Bilirkişi raporunda da ayrıntılı şekilde açıklandığı üzere, 21.06.2014 tarihli Genel Kurulda, teslimdeki gecikmeden dolayı A blok üyelerinin şerefiye bedeli ödemelerini durdurmaları nedeni ile kira bedellerinin ödenmesinin durdurulmasına ilişkin 2013 yılı yönetim kurulu faaliyet raporunun oybirliği ile kabul edilmesi, ve 30.05.2015 tarihli Genel Kurulun 6. Maddesinde kira ödemelerinin durdurulmasının oybirliği ile kabul edilmesi, davacı tarafından karara muhalif edilmemesi ve genel kurul kararının iptali yönünde dava açılmamış olması karşısında davalı kooperatifin 2014 yılına ilişkin kira borcu olmadığından davanın reddi gerekirken kabul edilmesi doğru olmamıştır.

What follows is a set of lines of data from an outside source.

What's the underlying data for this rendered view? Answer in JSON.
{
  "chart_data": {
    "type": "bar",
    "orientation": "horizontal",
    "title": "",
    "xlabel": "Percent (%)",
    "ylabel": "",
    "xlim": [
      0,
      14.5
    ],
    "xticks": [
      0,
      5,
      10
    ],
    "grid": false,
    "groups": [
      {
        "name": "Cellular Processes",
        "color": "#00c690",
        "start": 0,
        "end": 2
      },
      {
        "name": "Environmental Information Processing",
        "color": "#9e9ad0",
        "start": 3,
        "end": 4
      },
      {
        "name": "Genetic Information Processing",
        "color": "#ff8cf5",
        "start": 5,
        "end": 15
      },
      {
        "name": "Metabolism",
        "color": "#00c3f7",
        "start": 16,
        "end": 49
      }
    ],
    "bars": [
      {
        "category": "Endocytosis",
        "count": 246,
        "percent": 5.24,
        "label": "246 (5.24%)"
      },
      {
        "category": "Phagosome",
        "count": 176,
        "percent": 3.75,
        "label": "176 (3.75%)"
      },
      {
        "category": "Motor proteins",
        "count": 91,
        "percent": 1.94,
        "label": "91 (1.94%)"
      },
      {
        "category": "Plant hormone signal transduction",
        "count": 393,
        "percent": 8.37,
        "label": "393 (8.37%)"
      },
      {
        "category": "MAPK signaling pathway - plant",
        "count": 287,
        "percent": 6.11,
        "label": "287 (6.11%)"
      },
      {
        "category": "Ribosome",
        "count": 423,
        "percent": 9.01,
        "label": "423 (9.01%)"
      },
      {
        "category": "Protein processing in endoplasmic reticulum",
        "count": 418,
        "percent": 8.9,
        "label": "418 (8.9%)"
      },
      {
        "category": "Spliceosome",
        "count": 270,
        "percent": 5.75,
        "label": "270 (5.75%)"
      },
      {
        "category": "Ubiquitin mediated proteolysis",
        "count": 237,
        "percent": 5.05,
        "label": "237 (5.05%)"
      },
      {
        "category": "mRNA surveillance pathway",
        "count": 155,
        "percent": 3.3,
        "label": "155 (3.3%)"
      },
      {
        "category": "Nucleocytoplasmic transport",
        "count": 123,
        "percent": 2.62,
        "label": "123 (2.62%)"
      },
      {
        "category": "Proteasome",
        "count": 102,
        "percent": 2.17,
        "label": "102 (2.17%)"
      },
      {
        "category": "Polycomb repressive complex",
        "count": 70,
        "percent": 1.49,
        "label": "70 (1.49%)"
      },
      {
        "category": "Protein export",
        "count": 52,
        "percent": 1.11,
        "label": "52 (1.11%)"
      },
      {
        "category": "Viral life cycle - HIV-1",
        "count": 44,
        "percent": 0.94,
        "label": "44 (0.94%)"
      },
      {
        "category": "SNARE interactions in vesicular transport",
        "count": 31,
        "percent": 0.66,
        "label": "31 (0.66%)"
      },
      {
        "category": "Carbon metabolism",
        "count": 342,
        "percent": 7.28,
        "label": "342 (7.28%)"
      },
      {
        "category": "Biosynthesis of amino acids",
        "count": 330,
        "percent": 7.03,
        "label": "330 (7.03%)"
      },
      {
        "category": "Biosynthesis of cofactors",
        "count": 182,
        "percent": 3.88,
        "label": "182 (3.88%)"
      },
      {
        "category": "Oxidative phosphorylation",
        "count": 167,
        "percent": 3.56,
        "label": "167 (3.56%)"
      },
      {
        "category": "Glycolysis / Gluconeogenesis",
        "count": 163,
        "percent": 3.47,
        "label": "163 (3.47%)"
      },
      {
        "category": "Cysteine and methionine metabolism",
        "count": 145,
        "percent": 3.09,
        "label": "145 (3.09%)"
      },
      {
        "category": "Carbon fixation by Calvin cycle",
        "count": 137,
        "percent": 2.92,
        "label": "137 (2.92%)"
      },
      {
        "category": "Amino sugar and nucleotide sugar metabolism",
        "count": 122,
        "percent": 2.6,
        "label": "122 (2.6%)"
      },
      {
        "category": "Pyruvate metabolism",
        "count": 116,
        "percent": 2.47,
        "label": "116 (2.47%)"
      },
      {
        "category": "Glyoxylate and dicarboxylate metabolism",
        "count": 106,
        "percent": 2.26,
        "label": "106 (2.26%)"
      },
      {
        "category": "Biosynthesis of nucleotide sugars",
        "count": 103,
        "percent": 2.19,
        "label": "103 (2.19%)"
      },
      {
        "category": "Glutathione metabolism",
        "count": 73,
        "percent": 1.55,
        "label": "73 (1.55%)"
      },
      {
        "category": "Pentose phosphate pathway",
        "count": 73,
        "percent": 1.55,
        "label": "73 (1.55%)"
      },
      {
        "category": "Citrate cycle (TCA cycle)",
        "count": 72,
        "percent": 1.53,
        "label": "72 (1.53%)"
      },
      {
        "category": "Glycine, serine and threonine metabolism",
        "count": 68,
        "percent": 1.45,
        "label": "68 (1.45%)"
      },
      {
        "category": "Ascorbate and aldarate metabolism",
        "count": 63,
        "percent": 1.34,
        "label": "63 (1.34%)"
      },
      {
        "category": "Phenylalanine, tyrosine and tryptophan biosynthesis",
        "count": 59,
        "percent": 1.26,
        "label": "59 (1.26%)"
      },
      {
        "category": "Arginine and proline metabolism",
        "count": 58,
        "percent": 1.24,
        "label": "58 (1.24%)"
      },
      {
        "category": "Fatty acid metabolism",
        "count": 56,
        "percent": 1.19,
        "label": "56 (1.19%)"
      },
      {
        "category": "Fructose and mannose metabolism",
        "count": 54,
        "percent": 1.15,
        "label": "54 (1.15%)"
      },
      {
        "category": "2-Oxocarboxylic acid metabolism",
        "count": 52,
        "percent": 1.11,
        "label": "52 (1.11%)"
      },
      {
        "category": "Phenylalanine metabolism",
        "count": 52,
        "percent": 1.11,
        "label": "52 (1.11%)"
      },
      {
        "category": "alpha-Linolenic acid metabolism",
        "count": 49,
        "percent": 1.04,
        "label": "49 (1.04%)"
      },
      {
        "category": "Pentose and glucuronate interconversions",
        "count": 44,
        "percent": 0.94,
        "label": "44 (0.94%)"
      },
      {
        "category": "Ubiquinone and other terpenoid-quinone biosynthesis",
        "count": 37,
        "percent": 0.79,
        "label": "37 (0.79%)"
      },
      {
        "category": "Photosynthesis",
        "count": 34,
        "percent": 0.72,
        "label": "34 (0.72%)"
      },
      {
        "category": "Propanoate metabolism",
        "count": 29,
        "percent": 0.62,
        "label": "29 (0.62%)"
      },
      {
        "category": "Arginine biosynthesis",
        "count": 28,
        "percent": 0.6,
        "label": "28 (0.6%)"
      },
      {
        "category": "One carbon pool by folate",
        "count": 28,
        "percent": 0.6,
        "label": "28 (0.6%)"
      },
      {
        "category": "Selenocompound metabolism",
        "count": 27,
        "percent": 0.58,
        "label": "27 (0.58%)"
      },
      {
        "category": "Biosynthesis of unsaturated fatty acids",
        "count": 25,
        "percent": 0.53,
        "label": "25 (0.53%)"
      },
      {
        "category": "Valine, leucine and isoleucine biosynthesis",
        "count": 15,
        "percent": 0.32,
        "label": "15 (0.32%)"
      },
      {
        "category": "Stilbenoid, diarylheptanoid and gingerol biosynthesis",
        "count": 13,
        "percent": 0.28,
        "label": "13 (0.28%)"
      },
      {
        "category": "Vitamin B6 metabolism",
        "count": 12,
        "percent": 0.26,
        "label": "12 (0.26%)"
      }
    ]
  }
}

Açıklanan nedenlerle, davalı vekilinin istinaf başvurusunun kabulü ile, HMK’nın 353/(1)-b.2. maddesi uyarınca, İlk derece Mahkemesi kararı düzeltilerek, davanın reddine dair yeniden esas hakkında karar verilmesi gerekmiştir.
HÜKÜM :
Gerekçesi yukarıda açıklandığı üzere:
I-Davalı vekilinin istinaf başvurusunun kabulü ile:
HMK m. 353/1,b,2 gereğince, Ankara 9. Asliye Ticaret Mahkemesi’nin 2017/636E., 2018/819K. sayılı dava dosyasında verdiği 15.10.2018 tarihli KARARINI DÜZELTEREK YENİDEN ESAS HAKKINDA KARAR VERİLMESİNE.
Buna göre:
“1- Davanın REDDİNE,
2- Harçlar Kanunu gereğince alınması gereken 179,90 TL’den peşin olarak yatırılan 68,31 TL’nin düşümü ile kalan 111.59 TL’nin davacıdan alınarak Hazine’ye gelir kaydına,
3-Davacı tarafından yapılan yargılama giderlerinin üzerinde bırakılmasına,
4-Davalı tarafından yapılan 40,- TL posta masrafının davacıdan alınarak davalıya verilmesine,
5-Davalı kendisini vekil ile temsil ettirdiğinden karar tarihinde yürürlükte bulunan AAÜT gereğince hesaplanan 9.200,00,- TL’nin davacıdan alınarak davalıya verilmesine, “
II-Peşin alınan istinaf karar harcının iadesine,
III-HMK m. 359/4 gereğince kararın tebliği, harç tahsil müzekkeresi yazılması ve gider avansı iadesi işlemleri ile m. 302/5 gereğince kesinleşme kaydı ve kesinleşme kaydı yapılan kararların yerine getirilmesi için gerekli bildirimlerin İlk Derece Mahkemesi tarafından yapılmasına.
10.05.2023 tarihinde, dosya üzerinde yapılan inceleme sonucunda, HMK m. 362/1,a gereğince miktar veya değeri iki yüz otuz sekiz bin yedi yüz otuz (238.730,00) Türk Lirası’nı geçmeyen davalara ilişkin kararlar hakkında temyiz yoluna başvurulamayacağından miktar itibari ile KESİN olmak üzere, OYBİRLİĞİYLE karar verildi.